Я должен сказать о «насыщаемости выстрелами».
Когда 20-летним мальчиком я сел в окопы юго-западного фронта и услыхал впервые стук винтовок, пулеметные очереди и разрывы бризантных снарядов — это подействовало великолепно. Хотелось вылезть, на глазах у всех идти поверху, не обращая внимания на пули, весело насвистывая и любуясь прекрасными бело-розовыми облачками шрапнелей. Я никак не понимал, почему земляк Сенька Новогородцев, капитан всех наград, видавший всякие виды, — от каждого выстрела дрожит дрожмя, пьет водку и шепчет, что убежит с фронта.
Но — все на свете относительно. И — требует эмпирического изучения. От 1916 до 1918 прошло 2 года. Пусть в 1918 году я не дрожал, как Сенька, дрожмя. Зато я чувствовал с необычайной ясностью, что выстрелов сделано для меня достаточно. Человек может выстрелами быть «насыщен». И если кто-нибудь захочет в теории «насыщаемости выстрелами» убедиться, то предлагаю ему проверить это «опытно». Только к теории делаю следующее примечание: выстрелы слушаются не с третьего этажа, не из штаба и не по телефону, а в непосредственной близости, так — чтобы даже пыльцу от пуль вокруг себя видеть. Тогда моя теория оказывается безупречной.

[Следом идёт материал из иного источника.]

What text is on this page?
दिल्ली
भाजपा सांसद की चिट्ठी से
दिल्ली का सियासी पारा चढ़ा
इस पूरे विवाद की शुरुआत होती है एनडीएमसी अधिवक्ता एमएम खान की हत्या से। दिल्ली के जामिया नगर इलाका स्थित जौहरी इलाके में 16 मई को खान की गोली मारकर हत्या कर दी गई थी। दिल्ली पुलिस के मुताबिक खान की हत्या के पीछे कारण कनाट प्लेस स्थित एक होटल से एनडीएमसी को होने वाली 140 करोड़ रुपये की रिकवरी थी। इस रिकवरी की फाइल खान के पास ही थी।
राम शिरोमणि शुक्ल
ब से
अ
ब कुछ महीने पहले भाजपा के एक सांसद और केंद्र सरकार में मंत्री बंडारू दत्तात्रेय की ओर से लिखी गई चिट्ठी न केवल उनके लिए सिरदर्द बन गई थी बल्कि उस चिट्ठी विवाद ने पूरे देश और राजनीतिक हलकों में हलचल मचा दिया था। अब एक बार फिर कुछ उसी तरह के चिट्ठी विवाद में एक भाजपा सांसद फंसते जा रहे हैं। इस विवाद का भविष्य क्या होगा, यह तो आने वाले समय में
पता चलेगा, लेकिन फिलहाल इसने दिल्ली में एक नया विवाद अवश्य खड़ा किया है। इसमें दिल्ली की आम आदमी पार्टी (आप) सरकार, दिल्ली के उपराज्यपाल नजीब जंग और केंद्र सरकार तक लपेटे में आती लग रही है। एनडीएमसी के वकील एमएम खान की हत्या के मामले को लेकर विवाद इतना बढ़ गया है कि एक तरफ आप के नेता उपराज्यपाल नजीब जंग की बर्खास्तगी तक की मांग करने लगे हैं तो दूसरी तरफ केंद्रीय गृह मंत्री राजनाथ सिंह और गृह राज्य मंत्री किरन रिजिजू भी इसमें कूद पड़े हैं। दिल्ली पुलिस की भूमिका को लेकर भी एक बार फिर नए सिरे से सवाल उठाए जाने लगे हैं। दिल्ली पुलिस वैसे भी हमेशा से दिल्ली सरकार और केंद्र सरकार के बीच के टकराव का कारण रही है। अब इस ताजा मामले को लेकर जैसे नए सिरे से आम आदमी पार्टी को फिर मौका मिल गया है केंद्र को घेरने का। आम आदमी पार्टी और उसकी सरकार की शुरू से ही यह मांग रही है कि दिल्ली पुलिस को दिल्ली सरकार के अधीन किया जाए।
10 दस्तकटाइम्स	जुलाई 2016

И вот я стою в Киеве — вне гула стрельбы. Я, наверное, мог бы тогда изумительно оценить строку Бориса Пастернака: «тишина, ты — лучшее из всего, что слышал». Но я не знал, что где-то есть еще стихи. Четыре года вертел я винтовку. Прекрасные «университеты» — лучше горьковских. И однажды, стоя в три часа ночи посередь киевской улицы, я придумал: уеду на Афон.
Человек предполагает. В Киеве же тогда располагал Петлюра. И когда я решил уехать с ночной улицы на Афон — в Киев, с Дарницы, вступили великолепные синежупанники.
Часть мобилизованных убили. Часть заключили в тюрьму, приспособив для нее… Педагогический музей. И, разделив участь второй категории, под караулом петлюровских жупанников и рыжих баварских гвардейцев, я стал в России 1918 года экспонатом Педагогического музея.
Все это внешне — опереточно весело. По существу ж — тяжело и, быть может, трагично. Но я помню первое прекрасное ощущение: бросаю винтовку образца 1891 года, ем тарелку щей, раздаваемых белоснежными ручками любительницы приключений, и после бессонных ночей сладко вытягиваю ноги. Я сплю.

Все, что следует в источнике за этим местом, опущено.